Jesús continua rogando al Padre "... por éstos que tú me diste, y son tuyos. Si, todo lo mío es tuyo, y lo tuyo mío; y en ellos he sido glorificado. Ya no voy a estar en el mundo, pero ellos están en el mundo, mientras yo voy a ti" (Jn 17, 9-11). Estar en el mundo siendo fiel reflejo de Cristo que vive en mi, imagen suya para los demás con mi forma de vivir siguiendo sus caminos, pisando sobre sus huellas. De otra forma, mi vida no tendría sentido.

 

"Padre santo, guárdalos en tu nombre, a los que me has dado, para que sean uno, como nosotros" (Jn 17, 11), continua orando Jesús por los creyentes, "... yo les he dado tu palabra, y el mundo los ha odiado porque no son del mundo, como tampoco yo soy del mundo". (Jn 17, 14)

 

Este mundo materialista no es nuestro mundo, pero estamos inmersos en el, tenemos que ser sal y luz, ser el mismo Jesús, recibirlo en nuestra alma en el sacramento de la Eucaristía llevándolo con nosotros por los lugares donde transcurre nuestra jornada.
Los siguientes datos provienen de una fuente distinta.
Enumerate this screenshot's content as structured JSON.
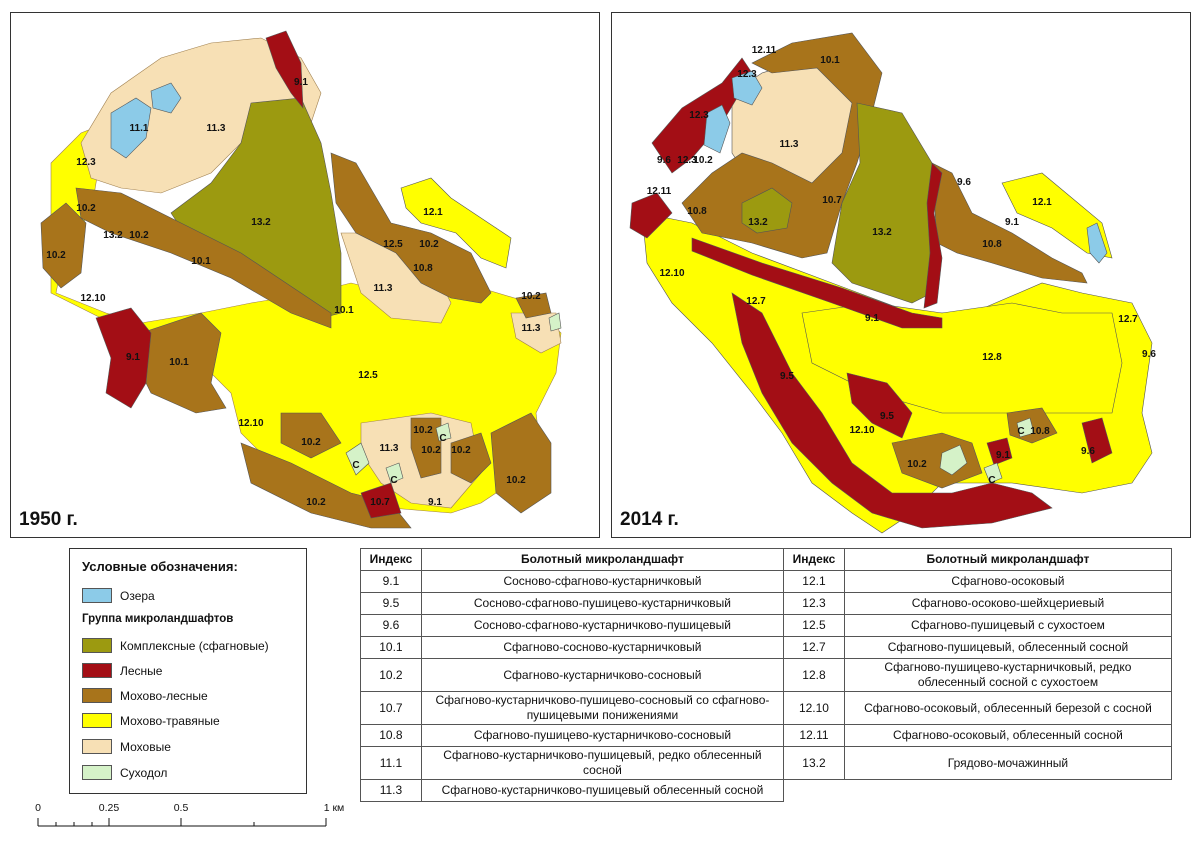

Él, bien conoce a cada uno y a cada una, nuestro afecto y comprensión a los demás hacen un bien inmenso, a la medida de Dios..., que nunca en esta vida llegaremos a saber.

 

"Padre santo, no sólo por ellos ruego, sino también por los que crean en mí por la palabra de ellos, para que todos sean uno, como tú, Padre, en mí, y yo en ti, que ellos también lo sean en nosotros...". (Jn 17, 20-21)

 

La unidad entre los creyentes se asemeja a la unidad trinitaria, entre Jesús y el Padre, entre Jesús y el Espíritu que nos envía; y esta unidad es fruto de un amor con la fuerza del amor de Jesús, un amor nuevo, infinito, sin distinciones de ningún tipo entre los humanos. Un amor fraternal que conforma “el Pueblo de Dios, la Iglesia Santa".

 

Aproximarme a esta maravilla aquí en la tierra, colaborar a un mundo mejor, al menos con los que tengo a mi lado, imitando a Jesús, aunque esté a años luz de su humanidad..., ese es mi único objetivo en esta vida, porque, sinceramente, viendo los derroteros que lleva la sociedad, no cabe otro.